Infine, di fronte al basso, sta la voce umana, sa ‘oghe, l’unica
che intona le parole, l’acqua e che trasporta il senso del poema.
Ecco… spesso parlavo con Antonio di questo canto, della sua ritualità,
della sua circolarità, dato che viene eseguito in cerchio,
con tutte le simbologie richiamate da questa disposizione, e della
sua capacità di arrivare ad essere un canto estatico…
Una volta, in una discussione più accalorata delle altre
gli dissi: ‘Vedi, questo canto una volta aveva un senso, ma oggi
non ne ha più. E’ stato svuotato di senso quando è
stato folklorizzato.’
Cosa volevo dire? …
La folklorizzazione di una cultura non avviene mai da parte di chi
la detiene, ma da parte di chi, arrivando dall’esterno comincia
col chiamare questa cultura col termine etnia.
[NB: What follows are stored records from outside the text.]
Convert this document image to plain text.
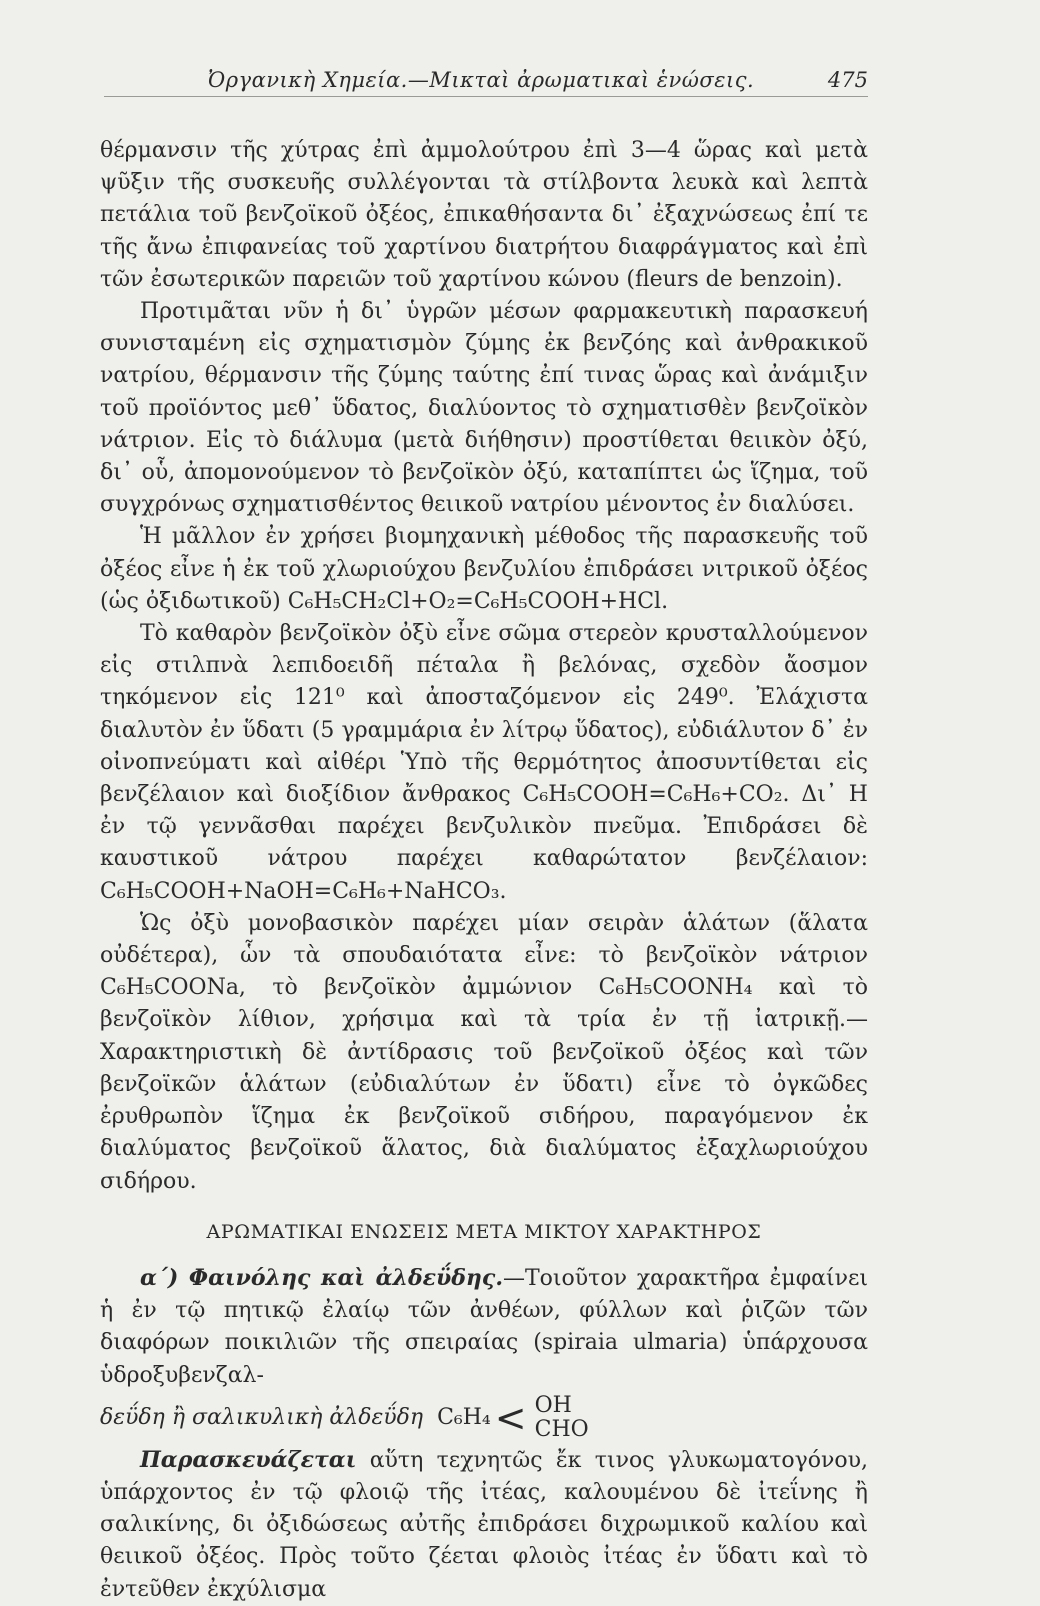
Ὀργανικὴ Χημεία.—Μικταὶ ἀρωματικαὶ ἑνώσεις.	475

θέρμανσιν τῆς χύτρας ἐπὶ ἀμμολούτρου ἐπὶ 3—4 ὥρας καὶ μετὰ ψῦξιν τῆς συσκευῆς συλλέγονται τὰ στίλβοντα λευκὰ καὶ λεπτὰ πετάλια τοῦ βενζοϊκοῦ ὀξέος, ἐπικαθήσαντα δι᾽ ἐξαχνώσεως ἐπί τε τῆς ἄνω ἐπιφανείας τοῦ χαρτίνου διατρήτου διαφράγματος καὶ ἐπὶ τῶν ἐσωτερικῶν παρειῶν τοῦ χαρτίνου κώνου (fleurs de benzoin).

Προτιμᾶται νῦν ἡ δι᾽ ὑγρῶν μέσων φαρμακευτικὴ παρασκευή συνισταμένη εἰς σχηματισμὸν ζύμης ἐκ βενζόης καὶ ἀνθρακικοῦ νατρίου, θέρμανσιν τῆς ζύμης ταύτης ἐπί τινας ὥρας καὶ ἀνάμιξιν τοῦ προϊόντος μεθ᾽ ὕδατος, διαλύοντος τὸ σχηματισθὲν βενζοϊκὸν νάτριον. Εἰς τὸ διάλυμα (μετὰ διήθησιν) προστίθεται θειικὸν ὀξύ, δι᾽ οὗ, ἀπομονούμενον τὸ βενζοϊκὸν ὀξύ, καταπίπτει ὡς ἵζημα, τοῦ συγχρόνως σχηματισθέντος θειικοῦ νατρίου μένοντος ἐν διαλύσει.

Ἡ μᾶλλον ἐν χρήσει βιομηχανικὴ μέθοδος τῆς παρασκευῆς τοῦ ὀξέος εἶνε ἡ ἐκ τοῦ χλωριούχου βενζυλίου ἐπιδράσει νιτρικοῦ ὀξέος (ὡς ὀξιδωτικοῦ) C₆H₅CH₂Cl+O₂=C₆H₅COOH+HCl.

Τὸ καθαρὸν βενζοϊκὸν ὀξὺ εἶνε σῶμα στερεὸν κρυσταλλούμενον εἰς στιλπνὰ λεπιδοειδῆ πέταλα ἢ βελόνας, σχεδὸν ἄοσμον τηκόμενον εἰς 121⁰ καὶ ἀποσταζόμενον εἰς 249⁰. Ἐλάχιστα διαλυτὸν ἐν ὕδατι (5 γραμμάρια ἐν λίτρῳ ὕδατος), εὐδιάλυτον δ᾽ ἐν οἰνοπνεύματι καὶ αἰθέρι Ὑπὸ τῆς θερμότητος ἀποσυντίθεται εἰς βενζέλαιον καὶ διοξίδιον ἄνθρακος C₆H₅COOH=C₆H₆+CO₂. Δι᾽ Η ἐν τῷ γεννᾶσθαι παρέχει βενζυλικὸν πνεῦμα. Ἐπιδράσει δὲ καυστικοῦ νάτρου παρέχει καθαρώτατον βενζέλαιον: C₆H₅COOH+NaOH=C₆H₆+NaHCO₃.

Ὡς ὀξὺ μονοβασικὸν παρέχει μίαν σειρὰν ἁλάτων (ἅλατα οὐδέτερα), ὧν τὰ σπουδαιότατα εἶνε: τὸ βενζοϊκὸν νάτριον C₆H₅COONa, τὸ βενζοϊκὸν ἀμμώνιον C₆H₅COONH₄ καὶ τὸ βενζοϊκὸν λίθιον, χρήσιμα καὶ τὰ τρία ἐν τῇ ἰατρικῇ.— Χαρακτηριστικὴ δὲ ἀντίδρασις τοῦ βενζοϊκοῦ ὀξέος καὶ τῶν βενζοϊκῶν ἁλάτων (εὐδιαλύτων ἐν ὕδατι) εἶνε τὸ ὀγκῶδες ἐρυθρωπὸν ἵζημα ἐκ βενζοϊκοῦ σιδήρου, παραγόμενον ἐκ διαλύματος βενζοϊκοῦ ἅλατος, διὰ διαλύματος ἐξαχλωριούχου σιδήρου.

ΑΡΩΜΑΤΙΚΑΙ ΕΝΩΣΕΙΣ ΜΕΤΑ ΜΙΚΤΟΥ ΧΑΡΑΚΤΗΡΟΣ

α΄) Φαινόλης καὶ ἀλδεΰδης.—Τοιοῦτον χαρακτῆρα ἐμφαίνει ἡ ἐν τῷ πητικῷ ἐλαίῳ τῶν ἀνθέων, φύλλων καὶ ῥιζῶν τῶν διαφόρων ποικιλιῶν τῆς σπειραίας (spiraia ulmaria) ὑπάρχουσα ὑδροξυβενζαλ-

δεΰδη ἢ σαλικυλικὴ ἀλδεΰδη C₆H₄ < OH
CHO

Παρασκευάζεται αὕτη τεχνητῶς ἔκ τινος γλυκωματογόνου, ὑπάρχοντος ἐν τῷ φλοιῷ τῆς ἰτέας, καλουμένου δὲ ἰτεΐνης ἢ σαλικίνης, δι ὀξιδώσεως αὐτῆς ἐπιδράσει διχρωμικοῦ καλίου καὶ θειικοῦ ὀξέος. Πρὸς τοῦτο ζέεται φλοιὸς ἰτέας ἐν ὕδατι καὶ τὸ ἐντεῦθεν ἐκχύλισμα
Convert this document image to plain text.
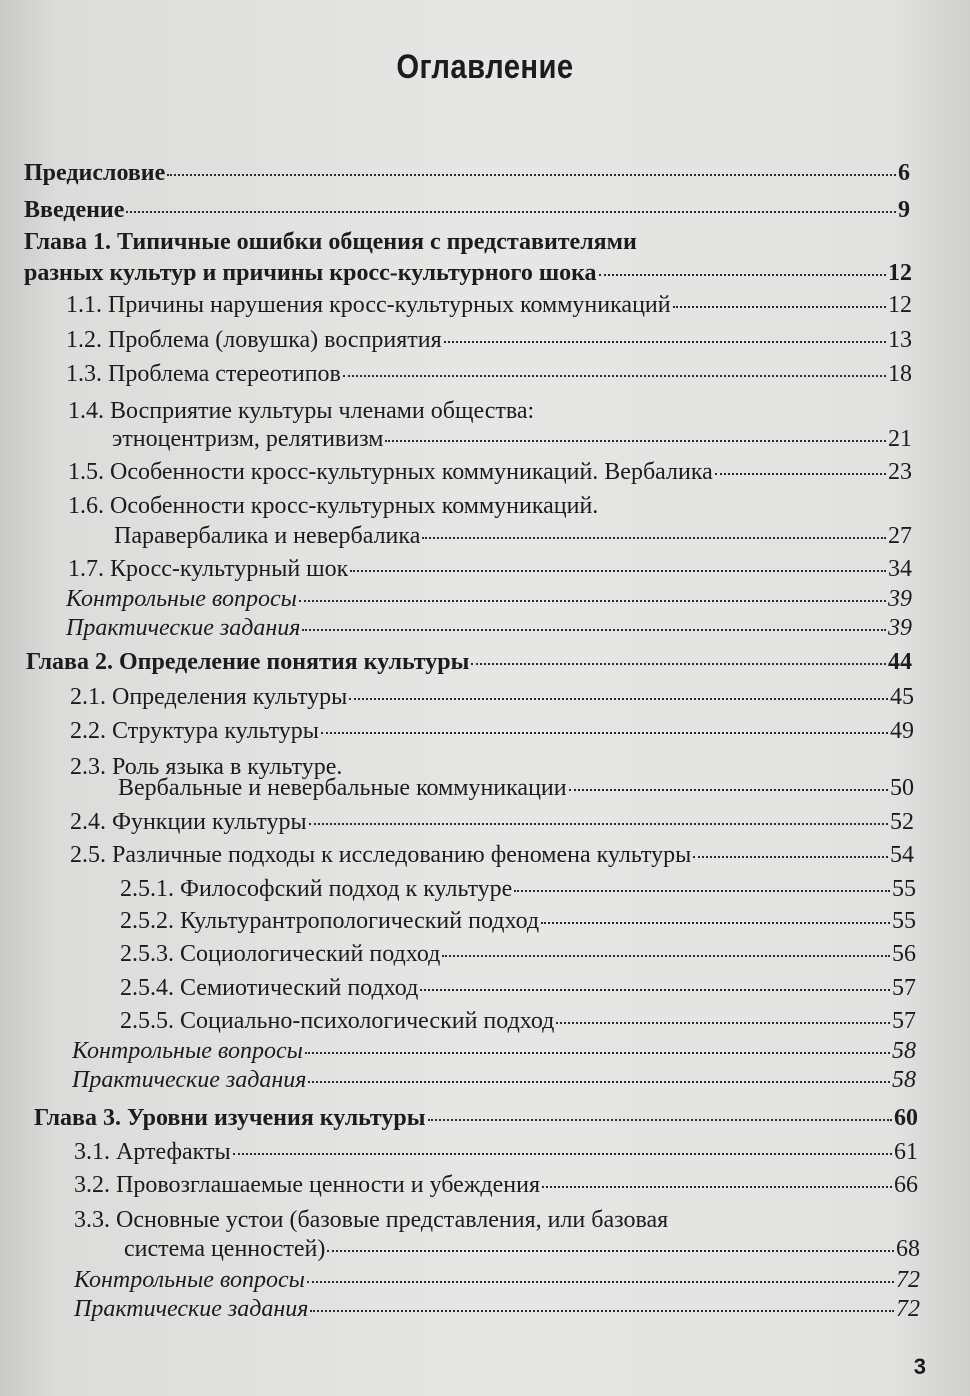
Оглавление
Предисловие	6
Введение	9
Глава 1. Типичные ошибки общения с представителями
разных культур и причины кросс-культурного шока	12
1.1. Причины нарушения кросс-культурных коммуникаций	12
1.2. Проблема (ловушка) восприятия	13
1.3. Проблема стереотипов	18
1.4. Восприятие культуры членами общества:
этноцентризм, релятивизм	21
1.5. Особенности кросс-культурных коммуникаций. Вербалика	23
1.6. Особенности кросс-культурных коммуникаций.
Паравербалика и невербалика	27
1.7. Кросс-культурный шок	34
Контрольные вопросы	39
Практические задания	39
Глава 2. Определение понятия культуры	44
2.1. Определения культуры	45
2.2. Структура культуры	49
2.3. Роль языка в культуре.
Вербальные и невербальные коммуникации	50
2.4. Функции культуры	52
2.5. Различные подходы к исследованию феномена культуры	54
2.5.1. Философский подход к культуре	55
2.5.2. Культурантропологический подход	55
2.5.3. Социологический подход	56
2.5.4. Семиотический подход	57
2.5.5. Социально-психологический подход	57
Контрольные вопросы	58
Практические задания	58
Глава 3. Уровни изучения культуры	60
3.1. Артефакты	61
3.2. Провозглашаемые ценности и убеждения	66
3.3. Основные устои (базовые представления, или базовая
система ценностей)	68
Контрольные вопросы	72
Практические задания	72
3
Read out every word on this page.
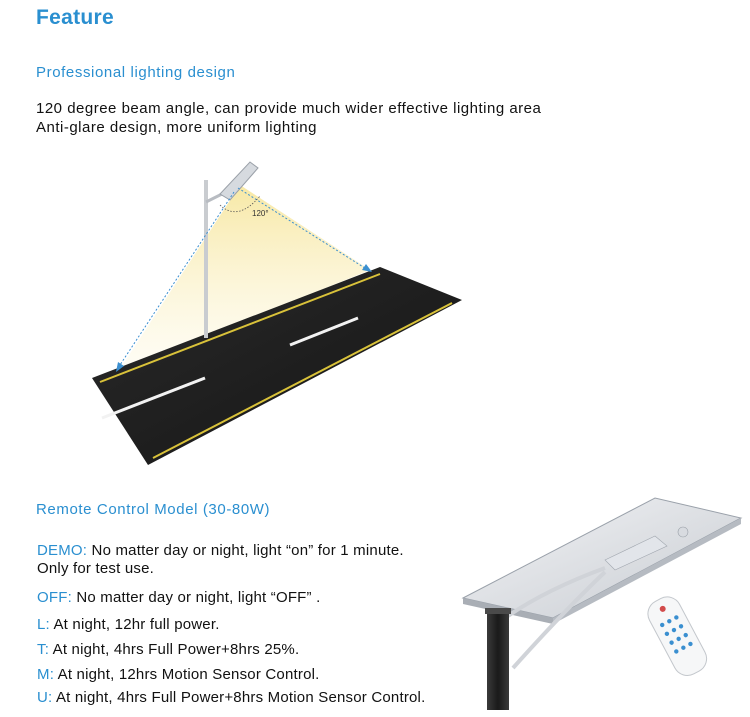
Feature
Professional lighting design
120 degree beam angle, can provide much wider effective lighting area
Anti-glare design, more uniform lighting
120°
Remote Control Model (30-80W)
DEMO: No matter day or night, light “on” for 1 minute.
Only for test use.
OFF: No matter day or night, light “OFF” .
L: At night, 12hr full power.
T: At night, 4hrs Full Power+8hrs 25%.
M: At night, 12hrs Motion Sensor Control.
U: At night, 4hrs Full Power+8hrs Motion Sensor Control.
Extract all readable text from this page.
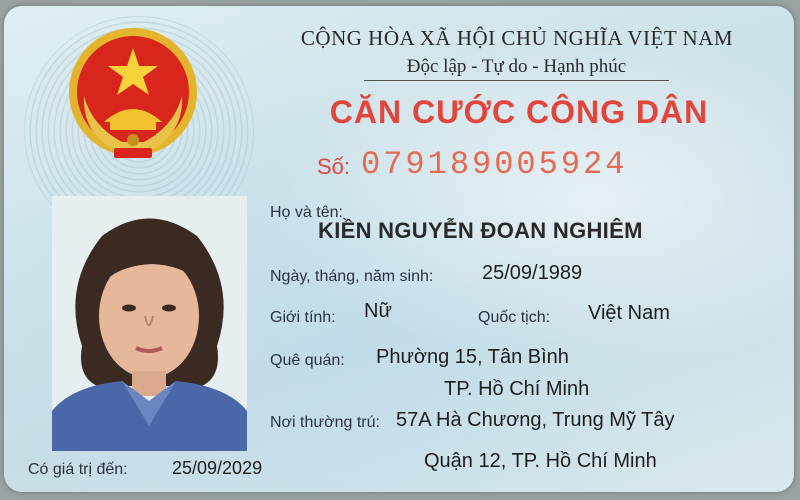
CỘNG HÒA XÃ HỘI CHỦ NGHĨA VIỆT NAM
Độc lập - Tự do - Hạnh phúc
CĂN CƯỚC CÔNG DÂN
Số: 079189005924
Họ và tên:
KIỀN NGUYỄN ĐOAN NGHIÊM
Ngày, tháng, năm sinh: 25/09/1989
Giới tính: Nữ	Quốc tịch: Việt Nam
Quê quán: Phường 15, Tân Bình
TP. Hồ Chí Minh
Nơi thường trú: 57A Hà Chương, Trung Mỹ Tây
Quận 12, TP. Hồ Chí Minh
Có giá trị đến: 25/09/2029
E quelli che vengono,
portano con sé la presunzione oppressiva di un’altra cultura,
autorizzata a chiamarsi tale, perché ha il potere ed è
armata …
Armata di danaro, armata di potere delle multinazionali, armata
in senso esteso della parola, non solo di armi offensive, visibili
fisicamente, anche di quelle… ma anche armata di supponenza, senso
di superiorità, potere economico. Ogni cultura che sovrasta
guarda alle altre culture in modo paternalistico e, in sintesi,
è come se dicesse: ‘Eh, sì, siete bravi. Ciò
che fate è interessante… Amo il vostro folklore adoro la
musica etnica…’ E non usa mai la parola cultura per indicare quello
che, secondo loro, secondo questa cultura dominante, è invece
espressione altra, differente.
Dunque dicevo ad Antonio: ‘Vi state folklorizzando. Praticamente
tra un po’ sarete solo dei buoni selvaggi che, quando arriveranno
i turisti, serviranno a far loro passare loro allegramente un po’
di tempo, a rendere più gradevole la vacanza!’ La colonizzazione
si avverte prima di tutto osservando il fenomeno dell’invasione
brutale e cieca delle masse di persone che arrivano lì con
gli occhi chiusi, non si guardano attorno e non sanno, né
si pongono il problema, che stanno calpestando una terra millenaria,
ricca di complessità, ricca di cultura. ‘Vengono i turisti
e voi li divertite. Così loro sono contenti e, quando tornano
a casa, possono dire anche di aver visto i selvaggi!’ Addirittura
organizzano gite ad Orgosolo, in Barbagia, con i finti assalti dei
banditi al pullman. E’ già successo un paio di volte, non
me lo sto inventando. Per emozionare i turisti!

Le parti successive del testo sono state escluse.